City tries to clear path for small biz


When Carlos Espinal planned to bring the flavors and cuisine of Lima, Peru to Mill Basin, Brooklyn, he had high hopes of opening his new restaurant by the end of 2013.

But instead, he opened Lima in June 2014, 15 months after the project started, an elongated start-up because of contract permits, regulations, incomplete inspections and unexpected violations. Espinal thought he could turn to the city Department of Small Business Services and the Department of Buildings for help and guidance, yet he found himself completing the project alone.

“I was frustrated with the city, I was frustrated with the architect, I was frustrated at the landlord,” Espinal said. “Crazy is not the word.”

According to a report by the Mayor’s Office of Operations and Department of Small Business Services, New York City has over 6,000 laws and requirements and over 250 business-related permits that entrepreneurs must abide by. With 98 percent of all business classified as small businesses, city government does not deny that the journey to launch a small business here is more than likely a long and strenuous one.

As a result, Mayor Bill de Blasio announced Small Business First in July 2014, an initiative to help hundreds of thousands of small businesses in New York City open and strive in the private sector successfully. However, there is doubt that an effort to streamline city agencies, in order to benefit small businesses, will be as helpful as projected in the end.

The $27 million investment through fiscal year 2019 is aimed at helping entrepreneurs comply with permits and regulations both in person and online, with consolidated access in order to streamline the process of getting businesses of all types up and running.

In conjunction with over 15 city agencies, the Small Business First executive report highlighted 30 recommendations under such headings as “provide clear information with coordinated services and support,” “help businesses understand and comply with city regulations,” “reduce the burden imposed by complex regulations and fines,” and “ensure equal access for all business owners.” City officials, advocates, and small business owners provided the recommendations in order to coordinate what small businesses need the most.

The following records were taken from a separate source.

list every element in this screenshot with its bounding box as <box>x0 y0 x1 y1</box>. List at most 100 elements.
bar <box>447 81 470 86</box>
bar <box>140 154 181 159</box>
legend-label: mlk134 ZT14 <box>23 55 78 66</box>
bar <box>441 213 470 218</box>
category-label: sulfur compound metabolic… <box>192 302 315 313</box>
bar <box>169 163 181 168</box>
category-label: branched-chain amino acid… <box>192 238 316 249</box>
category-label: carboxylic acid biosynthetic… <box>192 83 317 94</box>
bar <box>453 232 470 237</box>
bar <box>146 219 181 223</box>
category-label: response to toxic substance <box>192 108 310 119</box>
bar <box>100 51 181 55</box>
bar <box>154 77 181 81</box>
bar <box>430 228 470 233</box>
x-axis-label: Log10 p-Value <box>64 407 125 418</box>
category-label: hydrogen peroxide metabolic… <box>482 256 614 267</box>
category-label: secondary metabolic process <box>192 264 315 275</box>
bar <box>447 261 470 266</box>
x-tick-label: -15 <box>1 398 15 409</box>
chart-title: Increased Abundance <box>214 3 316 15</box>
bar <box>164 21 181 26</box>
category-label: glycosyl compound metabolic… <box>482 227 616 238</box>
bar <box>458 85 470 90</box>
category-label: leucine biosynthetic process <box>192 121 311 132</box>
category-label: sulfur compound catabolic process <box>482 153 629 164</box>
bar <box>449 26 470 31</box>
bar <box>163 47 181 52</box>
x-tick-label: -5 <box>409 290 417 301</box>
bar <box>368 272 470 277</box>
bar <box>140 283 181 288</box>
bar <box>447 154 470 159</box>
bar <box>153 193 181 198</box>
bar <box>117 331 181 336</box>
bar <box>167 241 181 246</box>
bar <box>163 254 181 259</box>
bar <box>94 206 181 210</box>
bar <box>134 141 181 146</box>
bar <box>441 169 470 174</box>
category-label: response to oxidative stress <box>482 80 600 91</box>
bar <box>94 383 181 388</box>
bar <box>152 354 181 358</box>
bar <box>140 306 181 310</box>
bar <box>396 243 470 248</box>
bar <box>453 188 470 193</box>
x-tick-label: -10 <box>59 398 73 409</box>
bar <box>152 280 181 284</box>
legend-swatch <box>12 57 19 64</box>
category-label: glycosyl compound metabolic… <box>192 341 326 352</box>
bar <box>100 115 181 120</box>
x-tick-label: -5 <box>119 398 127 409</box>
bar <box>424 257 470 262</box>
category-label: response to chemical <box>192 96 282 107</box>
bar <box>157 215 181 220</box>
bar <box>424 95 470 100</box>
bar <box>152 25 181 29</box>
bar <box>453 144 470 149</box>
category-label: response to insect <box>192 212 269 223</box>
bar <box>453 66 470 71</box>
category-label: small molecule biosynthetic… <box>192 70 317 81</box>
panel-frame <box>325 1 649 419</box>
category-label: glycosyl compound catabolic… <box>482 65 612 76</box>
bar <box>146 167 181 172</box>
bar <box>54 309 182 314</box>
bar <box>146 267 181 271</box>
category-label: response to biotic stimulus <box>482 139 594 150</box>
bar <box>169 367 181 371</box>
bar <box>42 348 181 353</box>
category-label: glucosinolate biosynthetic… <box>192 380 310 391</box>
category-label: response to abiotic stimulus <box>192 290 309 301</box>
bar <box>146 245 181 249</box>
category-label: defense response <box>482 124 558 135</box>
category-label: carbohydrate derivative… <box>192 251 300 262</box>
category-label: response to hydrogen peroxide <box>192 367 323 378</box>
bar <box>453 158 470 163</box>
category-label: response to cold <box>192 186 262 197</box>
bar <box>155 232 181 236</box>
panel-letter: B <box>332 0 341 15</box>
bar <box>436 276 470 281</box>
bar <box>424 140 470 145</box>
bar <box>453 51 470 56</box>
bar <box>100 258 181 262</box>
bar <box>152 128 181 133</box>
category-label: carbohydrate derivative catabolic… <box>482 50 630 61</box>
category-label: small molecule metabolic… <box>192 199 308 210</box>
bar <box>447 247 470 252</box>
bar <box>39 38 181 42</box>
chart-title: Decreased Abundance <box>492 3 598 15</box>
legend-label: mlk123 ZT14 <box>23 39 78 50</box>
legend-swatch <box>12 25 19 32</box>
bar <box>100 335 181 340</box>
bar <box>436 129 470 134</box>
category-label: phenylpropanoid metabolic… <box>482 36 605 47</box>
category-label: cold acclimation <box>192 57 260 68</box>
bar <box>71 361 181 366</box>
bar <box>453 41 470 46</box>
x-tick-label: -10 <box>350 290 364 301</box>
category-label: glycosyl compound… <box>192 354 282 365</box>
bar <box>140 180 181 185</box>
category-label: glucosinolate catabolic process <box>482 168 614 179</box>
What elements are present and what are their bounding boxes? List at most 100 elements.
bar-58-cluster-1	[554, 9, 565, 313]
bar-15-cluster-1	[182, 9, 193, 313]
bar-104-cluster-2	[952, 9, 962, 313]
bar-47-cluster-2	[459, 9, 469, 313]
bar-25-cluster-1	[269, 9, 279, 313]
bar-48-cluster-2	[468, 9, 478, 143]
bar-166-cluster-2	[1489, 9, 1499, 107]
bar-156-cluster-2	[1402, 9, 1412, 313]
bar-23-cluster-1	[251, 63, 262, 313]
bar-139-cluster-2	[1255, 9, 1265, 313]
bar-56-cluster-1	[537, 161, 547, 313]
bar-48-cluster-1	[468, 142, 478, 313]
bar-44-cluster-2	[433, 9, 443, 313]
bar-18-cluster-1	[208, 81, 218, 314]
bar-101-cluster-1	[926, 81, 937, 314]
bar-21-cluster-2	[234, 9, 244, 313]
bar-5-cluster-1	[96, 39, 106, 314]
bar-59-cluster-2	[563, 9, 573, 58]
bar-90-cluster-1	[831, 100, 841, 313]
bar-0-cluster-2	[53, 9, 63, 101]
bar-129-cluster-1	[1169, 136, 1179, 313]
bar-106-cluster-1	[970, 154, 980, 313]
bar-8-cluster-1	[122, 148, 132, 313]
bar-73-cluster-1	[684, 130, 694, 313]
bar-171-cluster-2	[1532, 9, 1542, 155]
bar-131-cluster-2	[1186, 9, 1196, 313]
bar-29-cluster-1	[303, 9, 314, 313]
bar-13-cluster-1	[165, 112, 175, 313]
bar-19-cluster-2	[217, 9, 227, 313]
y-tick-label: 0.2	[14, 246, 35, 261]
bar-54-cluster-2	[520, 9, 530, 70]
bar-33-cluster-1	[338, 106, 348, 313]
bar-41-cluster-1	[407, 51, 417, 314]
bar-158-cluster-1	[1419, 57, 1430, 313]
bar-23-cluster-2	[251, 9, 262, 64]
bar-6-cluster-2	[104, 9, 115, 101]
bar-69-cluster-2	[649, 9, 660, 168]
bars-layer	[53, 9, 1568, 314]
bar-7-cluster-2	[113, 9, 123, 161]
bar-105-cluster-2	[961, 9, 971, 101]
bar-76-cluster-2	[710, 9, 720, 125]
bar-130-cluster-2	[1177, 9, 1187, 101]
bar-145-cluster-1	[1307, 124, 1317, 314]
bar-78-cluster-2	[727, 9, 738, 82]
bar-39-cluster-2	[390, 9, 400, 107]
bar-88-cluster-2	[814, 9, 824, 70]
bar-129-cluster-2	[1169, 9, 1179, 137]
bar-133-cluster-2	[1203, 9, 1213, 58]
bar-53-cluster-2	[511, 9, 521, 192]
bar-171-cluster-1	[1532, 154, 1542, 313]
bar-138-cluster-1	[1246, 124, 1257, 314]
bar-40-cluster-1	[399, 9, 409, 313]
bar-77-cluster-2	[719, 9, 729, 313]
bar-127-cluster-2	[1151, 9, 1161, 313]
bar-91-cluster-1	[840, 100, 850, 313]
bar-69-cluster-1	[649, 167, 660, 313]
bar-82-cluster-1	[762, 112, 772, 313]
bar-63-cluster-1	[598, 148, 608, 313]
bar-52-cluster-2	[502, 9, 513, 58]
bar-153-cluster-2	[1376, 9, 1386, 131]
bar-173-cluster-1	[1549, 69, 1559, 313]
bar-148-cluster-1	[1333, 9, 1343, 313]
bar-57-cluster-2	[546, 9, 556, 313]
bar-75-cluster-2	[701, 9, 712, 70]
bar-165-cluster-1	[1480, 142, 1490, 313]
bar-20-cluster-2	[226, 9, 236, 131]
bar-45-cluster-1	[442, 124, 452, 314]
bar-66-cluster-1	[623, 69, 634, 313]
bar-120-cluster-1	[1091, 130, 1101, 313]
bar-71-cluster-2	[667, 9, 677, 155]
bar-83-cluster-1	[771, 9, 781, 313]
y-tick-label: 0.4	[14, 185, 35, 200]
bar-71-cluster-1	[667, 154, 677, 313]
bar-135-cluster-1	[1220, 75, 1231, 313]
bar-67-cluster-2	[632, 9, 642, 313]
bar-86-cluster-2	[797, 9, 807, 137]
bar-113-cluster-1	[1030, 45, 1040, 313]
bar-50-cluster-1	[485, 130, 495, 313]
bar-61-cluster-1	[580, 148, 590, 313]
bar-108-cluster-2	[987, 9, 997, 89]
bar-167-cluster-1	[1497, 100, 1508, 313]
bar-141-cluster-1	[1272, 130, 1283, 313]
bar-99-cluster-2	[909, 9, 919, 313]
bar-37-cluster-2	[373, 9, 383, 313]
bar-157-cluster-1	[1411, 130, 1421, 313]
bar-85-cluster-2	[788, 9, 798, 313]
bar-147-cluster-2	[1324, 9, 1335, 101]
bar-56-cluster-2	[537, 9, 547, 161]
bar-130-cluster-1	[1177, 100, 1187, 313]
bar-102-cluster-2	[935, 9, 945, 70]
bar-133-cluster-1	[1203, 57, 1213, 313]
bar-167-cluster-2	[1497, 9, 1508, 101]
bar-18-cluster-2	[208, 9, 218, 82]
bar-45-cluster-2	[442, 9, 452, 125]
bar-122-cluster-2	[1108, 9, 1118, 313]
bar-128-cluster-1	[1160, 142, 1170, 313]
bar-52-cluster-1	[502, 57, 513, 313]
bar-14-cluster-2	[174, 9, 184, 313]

The plan launched an Online Business Portal, where business owners can obtain city documents and checklists of regulations by business type and industry. The portal can be personalized to the owner to increase knowledge of specific requirements to avoid violations. The portal can be obtained from a computer or mobile device.

The Small Business First initiative also announced a One-Stop Business Center to those who prefer not to complete criteria online through the Online Business Portal. Rather business owners will potentially be able to consult with a client manager on a one-on-one basis. The aim is to get help with scheduling inspections, resolving violations and further paperwork or questions. The report says that the availability of the center will rely on its success in initial stages.

City officials hope to reduce the time required for business to open or work by 50 percent and reduce repeat violations by businesses by 10 percent.

Espinal is apprehensive about this new action, recalling that the city didn’t seem to be on his side as he opened Lima.

“If the city wants to help the small businesses by expediting the process of getting their permits, by expediting the buildings department to come faster to see approvals and give final inspection, I really don’t know if it’s possible,” he said.

It may be hard for the city to change, according to John Frankenstein, a business professor at Brooklyn College. He finds that the city bureaucracy may have too many interests getting in the way of prioritizing this initiative for small businesses. Big cities across the globe seem to face this challenge, he said.

“A lot of this has to do with streamlining government and de Blasio has to make sure that that happens and it can’t be the same old bureaucratic mess,” Frankenstein said. “I hope it will be successful, but can it be successful? I think there are a lot of vested interests in the bureaucracy that’s simply getting in the way.”

Espinal began construction in March 2013 with an estimation that his Peruvian restaurant would open in three months, but he gave the project nine months to complete in hopes of avoiding disappointment.

The space previously housed a flower store, but was violation-ridden–unbeknown to him. When throwing away garbage, Espinal was accused of working without a permit, initially halting work for three months with no ability to pull and apply for future permits.

With construction close to completion, Espinal added, scheduled inspections with the Department of Buildings were cancelled and delayed numerous times. Even with an architect to help with the process, he eventually found himself at a loss both emotionally and financially. His staff was already hired and prepared for opening, giving prior jobs two weeks’ or even a month’s notice.

“At the end I had to do everything myself because I couldn’t get help from my architect, he didn’t know what to do,” he said. “I went myself [to the Buildings Department] and said ‘I need to open up this restaurant because it’s costing too much money.’”

Frankenstein added that these types of services are available and successful in other parts of the country, including Arizona, which streamlines different city departments, using technology to process different needs and requirements.

“It could be resolved much faster with more efficient e-government, which is to say that a lot of this stuff in other parts of the country- like to say Arizona for instance- a lot of these things are taken care of electronically,” he said. “And so these government bureaus and permissions and permits and things like this, the whole process is considerably streamlined.”